Helicobacter pylon: A Prostate Pathogen?
J Dimitrakov,1 G Rawadi2
1Department of Nephrology and Urology, Higher
Medical Institute, Plovdiv, Bulgaria, 2Mycoplasma
Laboratory, Institut Pasteur, Paris, France
Background Helicobacter pylori is known to reside only in the stomach of humans, primates, and perhaps cats. In the stomach it lives beneath the mucous layer, adjacent to the surface and
pit epithelial cells of the gastric antrum and body. Although H. pylori exhibits enormous genetic diversity, two basic phenotypes are widely recognized: one that produces vacuolating cytotoxin and one that
does not. Cytotoxin expression correlates with the presence of a 40-kb segment of DNA termed the pathogenicity island. One of the genes in this island, the CagA gene, is a good, although imperfect, marker for the
propensity of the strain to cause disease.

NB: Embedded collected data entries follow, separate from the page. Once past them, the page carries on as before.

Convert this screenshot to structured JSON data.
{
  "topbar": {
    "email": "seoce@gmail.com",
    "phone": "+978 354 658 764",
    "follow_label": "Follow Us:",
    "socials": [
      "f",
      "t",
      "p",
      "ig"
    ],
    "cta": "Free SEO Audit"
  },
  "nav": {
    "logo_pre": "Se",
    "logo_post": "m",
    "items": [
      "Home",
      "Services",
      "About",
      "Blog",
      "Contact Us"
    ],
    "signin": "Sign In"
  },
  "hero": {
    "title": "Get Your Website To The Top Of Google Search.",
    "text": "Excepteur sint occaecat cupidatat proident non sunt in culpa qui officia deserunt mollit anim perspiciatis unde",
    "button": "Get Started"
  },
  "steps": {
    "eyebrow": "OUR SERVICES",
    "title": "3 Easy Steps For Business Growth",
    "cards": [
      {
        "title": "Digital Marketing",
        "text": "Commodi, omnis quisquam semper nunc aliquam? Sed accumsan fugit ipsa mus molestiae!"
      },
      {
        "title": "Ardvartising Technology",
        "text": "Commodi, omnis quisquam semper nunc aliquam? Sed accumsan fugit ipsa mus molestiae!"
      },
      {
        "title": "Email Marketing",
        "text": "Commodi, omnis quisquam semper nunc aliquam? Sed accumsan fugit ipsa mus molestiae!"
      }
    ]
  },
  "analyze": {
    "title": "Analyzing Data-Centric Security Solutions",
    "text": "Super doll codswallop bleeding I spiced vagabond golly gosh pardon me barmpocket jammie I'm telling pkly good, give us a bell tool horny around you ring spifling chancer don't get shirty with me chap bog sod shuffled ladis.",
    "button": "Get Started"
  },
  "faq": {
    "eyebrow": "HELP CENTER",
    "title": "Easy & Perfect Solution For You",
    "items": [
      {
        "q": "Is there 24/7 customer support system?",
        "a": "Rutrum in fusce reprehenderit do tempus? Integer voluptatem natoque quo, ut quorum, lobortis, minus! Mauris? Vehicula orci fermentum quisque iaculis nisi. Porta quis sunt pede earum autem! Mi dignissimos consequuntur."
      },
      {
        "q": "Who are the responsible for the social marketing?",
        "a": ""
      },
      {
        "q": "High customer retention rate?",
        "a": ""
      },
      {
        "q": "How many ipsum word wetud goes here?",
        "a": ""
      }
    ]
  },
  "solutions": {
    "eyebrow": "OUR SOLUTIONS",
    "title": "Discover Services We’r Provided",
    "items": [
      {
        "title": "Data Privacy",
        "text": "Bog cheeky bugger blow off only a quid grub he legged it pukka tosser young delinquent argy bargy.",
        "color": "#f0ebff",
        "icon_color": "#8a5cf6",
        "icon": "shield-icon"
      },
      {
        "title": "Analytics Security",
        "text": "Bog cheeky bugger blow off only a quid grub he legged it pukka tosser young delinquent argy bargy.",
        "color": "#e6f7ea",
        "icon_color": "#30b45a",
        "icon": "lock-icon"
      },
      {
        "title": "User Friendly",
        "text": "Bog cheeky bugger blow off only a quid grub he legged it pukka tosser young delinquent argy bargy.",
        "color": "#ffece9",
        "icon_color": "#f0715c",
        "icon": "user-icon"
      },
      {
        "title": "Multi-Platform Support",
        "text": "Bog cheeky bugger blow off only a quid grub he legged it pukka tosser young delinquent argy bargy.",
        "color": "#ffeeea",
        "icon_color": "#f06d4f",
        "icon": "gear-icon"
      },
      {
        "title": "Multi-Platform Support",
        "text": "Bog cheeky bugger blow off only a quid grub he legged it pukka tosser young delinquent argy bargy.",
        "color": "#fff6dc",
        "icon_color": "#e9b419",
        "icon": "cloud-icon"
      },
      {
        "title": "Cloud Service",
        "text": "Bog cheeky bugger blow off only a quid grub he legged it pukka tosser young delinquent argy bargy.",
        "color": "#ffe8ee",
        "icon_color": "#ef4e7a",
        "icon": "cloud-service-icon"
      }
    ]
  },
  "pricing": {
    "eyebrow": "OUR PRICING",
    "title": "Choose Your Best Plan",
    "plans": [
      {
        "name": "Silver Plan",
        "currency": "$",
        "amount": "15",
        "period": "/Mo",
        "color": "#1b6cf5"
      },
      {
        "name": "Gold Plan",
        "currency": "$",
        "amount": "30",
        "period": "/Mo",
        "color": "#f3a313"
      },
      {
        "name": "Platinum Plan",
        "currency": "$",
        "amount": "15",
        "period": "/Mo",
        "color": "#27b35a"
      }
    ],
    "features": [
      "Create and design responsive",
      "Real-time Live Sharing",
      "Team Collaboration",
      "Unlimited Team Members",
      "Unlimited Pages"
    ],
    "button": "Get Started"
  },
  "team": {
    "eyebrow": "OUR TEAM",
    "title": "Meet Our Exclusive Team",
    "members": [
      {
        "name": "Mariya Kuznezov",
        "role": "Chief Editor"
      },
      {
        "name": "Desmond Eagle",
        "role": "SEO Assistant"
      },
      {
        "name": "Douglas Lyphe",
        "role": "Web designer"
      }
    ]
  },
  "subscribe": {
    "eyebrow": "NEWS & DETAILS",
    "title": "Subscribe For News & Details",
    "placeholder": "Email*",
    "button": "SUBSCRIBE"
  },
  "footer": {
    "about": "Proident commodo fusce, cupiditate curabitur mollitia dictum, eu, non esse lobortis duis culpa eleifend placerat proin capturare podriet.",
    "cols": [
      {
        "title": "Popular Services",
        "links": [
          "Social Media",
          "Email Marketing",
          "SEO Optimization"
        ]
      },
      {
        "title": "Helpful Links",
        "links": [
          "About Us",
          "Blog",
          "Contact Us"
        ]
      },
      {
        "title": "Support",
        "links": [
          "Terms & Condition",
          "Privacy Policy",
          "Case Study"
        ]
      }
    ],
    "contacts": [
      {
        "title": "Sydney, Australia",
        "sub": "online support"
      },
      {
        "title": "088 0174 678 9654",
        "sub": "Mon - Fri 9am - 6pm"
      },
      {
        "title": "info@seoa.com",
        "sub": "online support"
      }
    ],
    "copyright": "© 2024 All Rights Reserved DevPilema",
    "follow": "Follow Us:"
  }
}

Material and Methods We PCR-analyzed prostate biopsy samples from 30 patients with symptoms and signs of chronic abacterial prostatitis/chronic pelvic pain
syndrome with more than 10 WBC/hpf (Class IIIA- NIH). The diagnosis was based on the pre- and post-prostatic massage urine test as described by Nickel as well as on the expressed prostatic secretion (EPS). We also
evaluated the detection of the putative virulence marker of H. pylori, the CagA gene, by PCR in biopsy samples as well as in corresponding H. pylori isolates following the protocol of Labigne et al. (1991). Prostate
biopsy samples from 30 patients with prostate cancer served as controls. Levels of interleukin-8 (IL-8) were measured in EPS and/or post-prostatic massage urine as a marker of active H. pylori infection. All specimens
tested negative for mycoplasma.
Results Three of the 30 patients (10%) with chronic prostatitis (Class IIIA- NIH) and none of the controls tested positive for the presence of H. pylori. The cagA gene was
detected in all three H.pylori-positive specimens. All of the patients who tested positive for H. pylori had elevated levels of IL-8 as compared with the remaining 27 patients and the control prostate cancer patients.
The differences between the groups were statistically significant (P<0.0001). The H. pylori-positive patients received triple combination anti-H. pylori therapy consisting of Omeprazole 40 mg bid, Metronidazole 500
mg bid, and Clarithromycin 500 mg bid for 3 weeks together with colloidal Bismuth subcitrate 240 mg bid for 4 weeks with favorable clinical outcome. At follow-up 3 and 6 months later, the leukocyte count was 10 WBC/hpf
and the level of IL-8 was comparable to that of the patients in the non-H. pylori group.
Conclusion Our study raises some important questions about the pathogenic role of H. pylori in chronic abacterial
prostatitis. It remains to be elucidated how the organism leaves its host and enters the environment; where (if anywhere) it persists in the environment; when and how people become infected (with circumstantial evidence
favoring fecal-oral and oral-oral transmission); and why infection establishes itself in the prostate only in a proportion of exposed hosts.